Monday, May 9, 2011

Barney Frank's Theory of Democracy

Ranking Member of the House Financial Services committee, Barney Frank appeared on CNBC last Wednesday to explain the rationale behind his newest piece of proposed legislation--a bill which would remove the 4 rotating members of the regional Federal Reserve Banks from the 12 member Federal Open Markets Committee.  The President of the New York Federal Reserve is a permanent member so apparently he would get to stay.  Frank wants these regional rotating members stripped of their voting rights and replaced because "they are chosen by the private banks without input or oversight from any governing body."

"I think it's fine for them [the representatives of private banks] to sit in, but setting interest rates...that's a public function. The Federal regional presidents are picked by private citizens.  It really is totally inconsistent with any kind of theory of democracy," says Frank in his interview.  When questioned about the wisdom of not allowing the banking entities that have to work within the framework of the interest rates, to have a place at the table, Frank responded that they can have input but they should not be able to vote on an issue that they can potentially profit from.

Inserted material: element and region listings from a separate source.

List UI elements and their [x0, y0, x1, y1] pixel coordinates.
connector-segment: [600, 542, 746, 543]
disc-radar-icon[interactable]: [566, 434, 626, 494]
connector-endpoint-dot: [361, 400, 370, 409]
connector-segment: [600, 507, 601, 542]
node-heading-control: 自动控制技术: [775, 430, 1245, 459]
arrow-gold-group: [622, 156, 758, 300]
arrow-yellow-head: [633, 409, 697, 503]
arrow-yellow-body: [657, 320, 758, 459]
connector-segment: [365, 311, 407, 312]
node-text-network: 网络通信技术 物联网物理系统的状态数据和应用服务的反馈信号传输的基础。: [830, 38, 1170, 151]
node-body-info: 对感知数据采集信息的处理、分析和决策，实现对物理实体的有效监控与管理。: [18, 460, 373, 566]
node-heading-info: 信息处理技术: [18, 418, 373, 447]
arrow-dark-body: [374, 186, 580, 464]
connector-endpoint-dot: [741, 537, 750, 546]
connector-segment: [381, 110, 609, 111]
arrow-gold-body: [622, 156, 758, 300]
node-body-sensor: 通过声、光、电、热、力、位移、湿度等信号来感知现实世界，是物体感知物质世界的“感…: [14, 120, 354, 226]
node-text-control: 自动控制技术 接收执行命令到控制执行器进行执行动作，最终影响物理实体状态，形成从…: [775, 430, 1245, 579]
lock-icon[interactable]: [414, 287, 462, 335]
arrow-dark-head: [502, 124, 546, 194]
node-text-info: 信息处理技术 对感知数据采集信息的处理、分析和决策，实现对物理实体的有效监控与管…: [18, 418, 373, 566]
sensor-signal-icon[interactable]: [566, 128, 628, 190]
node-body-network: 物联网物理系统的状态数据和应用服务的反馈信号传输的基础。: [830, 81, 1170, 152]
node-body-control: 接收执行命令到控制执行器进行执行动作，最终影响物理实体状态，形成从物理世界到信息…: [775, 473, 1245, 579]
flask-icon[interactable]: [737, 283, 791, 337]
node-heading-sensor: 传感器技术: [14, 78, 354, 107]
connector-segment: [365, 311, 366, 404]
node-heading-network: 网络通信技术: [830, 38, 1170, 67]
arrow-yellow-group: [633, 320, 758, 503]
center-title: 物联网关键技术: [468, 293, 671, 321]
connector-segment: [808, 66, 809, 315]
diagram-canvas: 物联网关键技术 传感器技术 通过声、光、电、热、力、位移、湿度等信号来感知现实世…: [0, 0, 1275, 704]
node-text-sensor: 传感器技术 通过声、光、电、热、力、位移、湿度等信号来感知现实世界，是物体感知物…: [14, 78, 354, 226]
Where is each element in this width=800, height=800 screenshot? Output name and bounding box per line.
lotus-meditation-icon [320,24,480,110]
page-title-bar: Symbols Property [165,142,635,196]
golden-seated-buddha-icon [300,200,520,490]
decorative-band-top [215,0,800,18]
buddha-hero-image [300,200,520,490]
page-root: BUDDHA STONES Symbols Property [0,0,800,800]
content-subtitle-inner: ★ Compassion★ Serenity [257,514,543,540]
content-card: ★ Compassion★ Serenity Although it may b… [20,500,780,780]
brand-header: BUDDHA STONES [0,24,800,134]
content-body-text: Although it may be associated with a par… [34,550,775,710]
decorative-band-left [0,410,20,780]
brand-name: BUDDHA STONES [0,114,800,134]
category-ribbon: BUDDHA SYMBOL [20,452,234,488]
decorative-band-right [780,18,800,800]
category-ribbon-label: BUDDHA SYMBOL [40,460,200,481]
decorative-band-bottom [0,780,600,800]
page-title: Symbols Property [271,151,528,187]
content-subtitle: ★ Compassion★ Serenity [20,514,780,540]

I have posted the link here to the interview.  It is really worth watching.

So what would Frank consider to be more in keeping with the principals of democracy? "I would have the people appointed by the president and confirmed by the Senate be voting members. I just think it's totally inconsistent with any theory of democracy to have purely private citizens sending people to vote on interest rates."  However, appointees of the president represent the people who need to get mortgages and consumer loans, so this is completely in keeping with democracy, according to Frank.
Frank's steadfast determination to see the directors of financial policy appointed by the president and confirmed by the Senate is interesting given the fact that last year, when interim director of the Consumer Financial Protection Bureau Elizabeth Warren faced a tough uphill battle for confirmation in the Senate, Frank stated in an interview with the Huffington Post that if Ms. Warren could not get Senate confirmation, the president should just appoint her using a recess appointment while the Senate was away on vacation.  "Given the way [the Senate has] misused the filibuster...given it's anti-Democratic, I think the President did exactly the right thing with Donald Berwick," said Frank in his interview. (Donald Berwick received a recess appointment to head the Centers for Medicare and Medicaid Services.)  
Warren was named interim director of the CFPB last year, but the Mortgage Bankers Association is speculating that this year the White House will use a recess appointment to give Warren the top job as the head of one of the nation's most powerful new agencies.
Following that logic, if the President has appointees for the Federal Reserve board who are unlikely to pass confirmation, he can just appoint them as recess appointments when the Senate is on vacation.  That's not undemocratic at all.
Listening to Frank just makes me wonder what political science courses he took in school and how his teachers explained the concept of democracy to him in the first place.